Consumer Concern #4 - Environment
A study conducted at Cornell University raised concerns about the effects on Monarch butterfly larvae. Researchers reported that when butterfly larvae eat only pollen from Bt corn, many of them died or failed to thrive. In response to that laboratory study, more assessment was done.
This close look indicates that in nature, most milkweed doesn’t grow close enough to cornfields to be exposed to significant amounts of corn pollen. Also, Monarch larvae feed primarily on milkweed & preferentially eat milkweed without corn pollen. Furthermore, the vast majority of Bt corn now grown in the U.S. does not produce pollen that kills Monarch butterflies, so experts conclude that the risk to Monarch populations from Bt corn is low.
Greater threats to Monarch butterflies are the use of externally applied Bt and destruction of wildlife habitats by humans. Pesticides are also more likely to harm non-target insects besides the Monarch butterfly because they get into the soil and may be carried by water to non-farmland areas (2).
Resistance to Changes by 'Pests'
Through the natural process of genetic change and adaptation, it is always possible for an insect population or a plant disease strain to build up resistance to a chemical insecticide or fungicide, to a protective trait in a plant, or to any number of the techniques used to fight plant pests.
Gene products for pest control are usually more target-specific than pesticides - like vaccines compared to antibiotics. For example, Bt corn kills almost 100 percent of the corn borer and corn earworm, but traditional pesticides do not because these pests burrow into plants, where sprays cannot penetrate. The greater the number to pests that survive exposure to a pesticide, the greater the chance they will develop resistance. The pest-control mechanisms provided by genes tend to kill only insects that chew on the plant, not those in the plant’s vicinity. Externally applied pesticides kill both pests and innocent and often beneficial insects that are in the field.
Traditional pesticides have been brought to market for decades without plans in place to delay resistance. By contrast, years of research to minimize resistance has accompanied the introduction of plants modified through biotechnology.
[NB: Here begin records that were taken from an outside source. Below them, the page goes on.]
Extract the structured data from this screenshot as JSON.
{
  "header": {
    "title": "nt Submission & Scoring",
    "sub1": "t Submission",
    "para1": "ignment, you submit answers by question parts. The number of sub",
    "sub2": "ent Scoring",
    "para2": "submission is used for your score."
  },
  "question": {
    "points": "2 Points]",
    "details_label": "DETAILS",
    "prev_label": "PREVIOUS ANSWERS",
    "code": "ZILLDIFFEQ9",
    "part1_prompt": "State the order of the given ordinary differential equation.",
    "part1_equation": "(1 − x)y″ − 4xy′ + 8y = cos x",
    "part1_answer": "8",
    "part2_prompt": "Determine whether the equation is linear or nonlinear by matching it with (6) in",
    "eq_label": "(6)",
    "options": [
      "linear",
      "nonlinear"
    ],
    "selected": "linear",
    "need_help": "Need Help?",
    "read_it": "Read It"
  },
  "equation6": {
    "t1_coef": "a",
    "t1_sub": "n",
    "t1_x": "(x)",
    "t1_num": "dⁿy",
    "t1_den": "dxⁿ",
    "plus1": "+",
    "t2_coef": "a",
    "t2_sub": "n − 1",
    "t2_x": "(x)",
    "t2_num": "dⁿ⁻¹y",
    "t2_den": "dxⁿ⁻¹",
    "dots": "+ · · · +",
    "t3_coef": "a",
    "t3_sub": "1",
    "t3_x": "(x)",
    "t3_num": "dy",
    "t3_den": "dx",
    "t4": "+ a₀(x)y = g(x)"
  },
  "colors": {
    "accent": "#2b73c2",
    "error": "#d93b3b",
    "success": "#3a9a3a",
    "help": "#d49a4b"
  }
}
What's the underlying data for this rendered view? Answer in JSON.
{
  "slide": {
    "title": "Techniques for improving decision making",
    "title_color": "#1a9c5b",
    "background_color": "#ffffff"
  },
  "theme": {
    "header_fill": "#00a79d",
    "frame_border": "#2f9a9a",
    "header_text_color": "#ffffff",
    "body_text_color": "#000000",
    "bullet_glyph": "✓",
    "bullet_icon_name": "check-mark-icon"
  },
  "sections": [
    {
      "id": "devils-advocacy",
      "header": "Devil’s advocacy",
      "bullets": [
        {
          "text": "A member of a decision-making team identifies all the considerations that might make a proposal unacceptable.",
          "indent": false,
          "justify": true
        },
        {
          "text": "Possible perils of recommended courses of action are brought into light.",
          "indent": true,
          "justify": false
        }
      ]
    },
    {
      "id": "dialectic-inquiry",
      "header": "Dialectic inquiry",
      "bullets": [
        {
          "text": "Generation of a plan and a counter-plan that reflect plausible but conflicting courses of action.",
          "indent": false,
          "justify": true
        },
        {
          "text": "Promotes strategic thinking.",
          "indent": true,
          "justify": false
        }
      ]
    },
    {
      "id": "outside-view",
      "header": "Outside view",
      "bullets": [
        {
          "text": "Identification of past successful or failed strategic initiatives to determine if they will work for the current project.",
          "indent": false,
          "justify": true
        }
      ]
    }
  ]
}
Weed Resistance to Biotech Crops: 'Super-weeds'
The likelihood that transgenes will spread can be different for each crop in each area of the world. Gene movement depends on several factors:
- The pollination strategy of the crop
- The presence of compatible crop plants or wild relatives in the area
- The overlap of flowering times
Self-pollinating plants, such as soybeans and wheat, are less likely to spread their transgenes than cross-pollinating plants such as corn and beets. Gene movement from crop to weed through pollen transfer has been demonstrated for both wild mustards in canola and jointed goatgrass in wheat. To reduce the risk of creating 'super-weeds' it has been proposed to include linking herbicide-resistance genes to other genes which are harmless to the crop but damaging to the weed, so that the offspring of the weed that acquired the herbicide-resistance gene would not survive. Thus, spread of the herbicide resistance gene through the weed population would cease.
Outcrossing, the unintentional breeding of a domestic crop with a related plant, is considered by the USDA’s Animal and Plant Health Inspection Service (APHIS) during review of new plant varieties. The agency ensures that herbicide-tolerant or pest-resistant plants do not become plant pests themselves by outcrossing to weedy relatives. New transgenic crops will need to be evaluated on a case-by-case basis, with respect to the potential for crop-to-weed gene flow for each species in each geographical location.
Like traditionally bred plants, genetically modified plants cannot transfer traits into unrelated species in nature. If transfer of the new trait to the weed could be problematic, APHIS has the authority to halt field trials or further development of the proposed new variety. It is also important to remember that traditionally bred plants also have the potential to create weeds (2).
It is important to remember that crops produced through biotechnology are also regulated by the U.S. Department of Agriculture (USDA) and the Environmental Protection Agency (EPA). The EPA has oversight for pesticidal properties of plants developed through biotechnology. EPA has also implemented insect resistance management requirements for biotech crops, and are required for approvals of insect-protected plant varieties(2, 9). So biotech crops, foods, and products are subjected to a wide array of environmental laws, as well as state and local regulations and standards.
What is one consumer concern regarding the environment, and how has the EPA addressed that concern?